No Brasil o poder de tributar é dividido entre os entes da federação em face do princípio do federalismo, devendo cada ente limitar-se a sua parcela de competência. A CF/88 dá aos entes a competência para legislar em matéria tributária sendo essa competência indelegável, intransferível e irrenunciável.
Não se deve confundir a competência com capacidade tributária, está sendo a delegação da função de arrecadar ou fiscalizar a outra pessoa de direito público. A competência tributária classifica-se em privativa, comum, residual e extraordinária.
A competência privativa é o poder que tem todos os entes da federação para instituir os impostos elencados na Constituição Federal. É privativa, pois a Constituição enumera taxativamente os tributos que podem ser cobrados por cada ente.
Ressalta-se que o empréstimo compulsório e as contribuições especiais encontram-se na competência privativa da União, as contribuições sociais para o custeio da previdência e assistência social de seus próprios servidores faz parte da competência privativa dos estados e por fim a contribuição de iluminação pública é de competência privativa dos municípios.
A competência comum é o poder que tem a União, os estados, o DF e os municípios para instituir taxas e contribuições de melhoria no âmbito de suas respectivas atribuições. Aqui se insere a competência cumulativa que é o poder da União de instituir, nos territórios federais os impostos estaduais e caso o território não seja dividido em municípios os impostos municipais. Ao Distrito Federal cabe cumulativamente os impostos municipais e estaduais.

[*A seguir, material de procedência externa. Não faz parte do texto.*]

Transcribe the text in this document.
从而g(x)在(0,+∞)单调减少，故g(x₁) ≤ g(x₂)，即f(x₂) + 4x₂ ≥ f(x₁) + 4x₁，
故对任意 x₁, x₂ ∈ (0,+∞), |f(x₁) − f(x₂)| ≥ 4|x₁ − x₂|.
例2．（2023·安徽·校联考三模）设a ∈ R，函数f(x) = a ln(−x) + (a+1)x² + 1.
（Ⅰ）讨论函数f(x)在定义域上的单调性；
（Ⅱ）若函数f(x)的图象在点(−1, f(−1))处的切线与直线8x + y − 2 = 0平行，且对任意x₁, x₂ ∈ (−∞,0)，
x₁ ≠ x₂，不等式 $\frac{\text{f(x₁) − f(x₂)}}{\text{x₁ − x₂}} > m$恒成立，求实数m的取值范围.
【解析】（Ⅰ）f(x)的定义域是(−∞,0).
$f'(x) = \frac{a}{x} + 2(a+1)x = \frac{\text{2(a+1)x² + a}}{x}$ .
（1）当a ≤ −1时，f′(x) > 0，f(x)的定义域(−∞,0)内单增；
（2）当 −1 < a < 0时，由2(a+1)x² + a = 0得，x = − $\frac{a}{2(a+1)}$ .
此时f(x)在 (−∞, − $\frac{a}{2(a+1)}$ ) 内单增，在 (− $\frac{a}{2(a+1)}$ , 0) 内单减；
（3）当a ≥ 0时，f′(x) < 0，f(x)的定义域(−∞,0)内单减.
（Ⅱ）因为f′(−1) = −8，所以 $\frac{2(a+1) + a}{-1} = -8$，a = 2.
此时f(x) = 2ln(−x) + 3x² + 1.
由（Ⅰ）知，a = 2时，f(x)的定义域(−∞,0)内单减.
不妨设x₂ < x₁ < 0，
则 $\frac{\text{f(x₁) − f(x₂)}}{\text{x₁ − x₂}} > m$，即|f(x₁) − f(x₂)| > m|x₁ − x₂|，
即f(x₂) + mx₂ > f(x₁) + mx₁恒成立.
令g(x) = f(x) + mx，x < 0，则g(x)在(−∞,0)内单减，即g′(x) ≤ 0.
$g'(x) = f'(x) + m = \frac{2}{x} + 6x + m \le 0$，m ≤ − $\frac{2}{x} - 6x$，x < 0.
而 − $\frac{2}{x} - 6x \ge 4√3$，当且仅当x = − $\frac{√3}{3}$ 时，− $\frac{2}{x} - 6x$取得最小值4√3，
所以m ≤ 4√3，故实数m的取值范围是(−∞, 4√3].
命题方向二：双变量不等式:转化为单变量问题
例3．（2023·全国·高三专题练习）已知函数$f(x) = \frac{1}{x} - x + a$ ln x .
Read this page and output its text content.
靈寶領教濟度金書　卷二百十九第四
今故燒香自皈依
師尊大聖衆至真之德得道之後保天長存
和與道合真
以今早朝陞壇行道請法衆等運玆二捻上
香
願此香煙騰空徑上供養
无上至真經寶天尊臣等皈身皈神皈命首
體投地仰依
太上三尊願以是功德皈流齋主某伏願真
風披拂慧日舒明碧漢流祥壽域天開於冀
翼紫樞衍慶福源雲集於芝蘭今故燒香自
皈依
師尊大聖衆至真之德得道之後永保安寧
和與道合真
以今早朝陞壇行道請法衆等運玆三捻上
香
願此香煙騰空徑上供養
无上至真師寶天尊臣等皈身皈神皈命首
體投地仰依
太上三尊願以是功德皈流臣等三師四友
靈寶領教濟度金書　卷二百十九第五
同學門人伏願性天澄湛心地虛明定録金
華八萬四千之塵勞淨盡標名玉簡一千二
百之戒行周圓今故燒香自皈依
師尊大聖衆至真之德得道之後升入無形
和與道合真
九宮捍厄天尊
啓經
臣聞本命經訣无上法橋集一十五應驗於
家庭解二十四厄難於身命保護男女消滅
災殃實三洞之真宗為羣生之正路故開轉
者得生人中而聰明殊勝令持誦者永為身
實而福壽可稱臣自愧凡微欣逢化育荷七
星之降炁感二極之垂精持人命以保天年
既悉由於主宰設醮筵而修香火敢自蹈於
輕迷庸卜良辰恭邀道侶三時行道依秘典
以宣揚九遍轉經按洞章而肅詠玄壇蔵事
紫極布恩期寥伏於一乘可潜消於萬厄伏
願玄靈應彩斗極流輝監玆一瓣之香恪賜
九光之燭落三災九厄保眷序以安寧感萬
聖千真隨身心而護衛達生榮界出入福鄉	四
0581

De acordo com o artigo 154, I, da CF a União poderá instituir mediante lei complementar, impostos não previstos em sua competência privativa, desde que sejam não-cumulativos e não tenham fato gerador ou base de cálculos próprios dos já discriminados na própria Constituição Federal. Ademais o artigo 195, § 4º autoriza que lei possa instituir outras fontes destinadas a garantir a manutenção ou expansão da seguridade social, obedecido o disposto no art. 154, I. Chama-se essa competência de residual.
A competência extraordinária encontra-se no artigo 154, II, da CF e segundo ela a União poderá instituir na iminência ou no caso de guerra externa, impostos extraordinários, compreendidos ou não em sua competência tributária, os quais serão suprimidos, gradativamente, cessadas as causas de sua criação.
Essa competência independe de outros impostos terem ou não fatos geradores já previstos na CF/88, sejam eles da própria União, dos estados ou municípios. Segundo alguns doutrinadores essa seria uma exceção a bitributação que é vedada pelo ordenamento jurídico brasileiro.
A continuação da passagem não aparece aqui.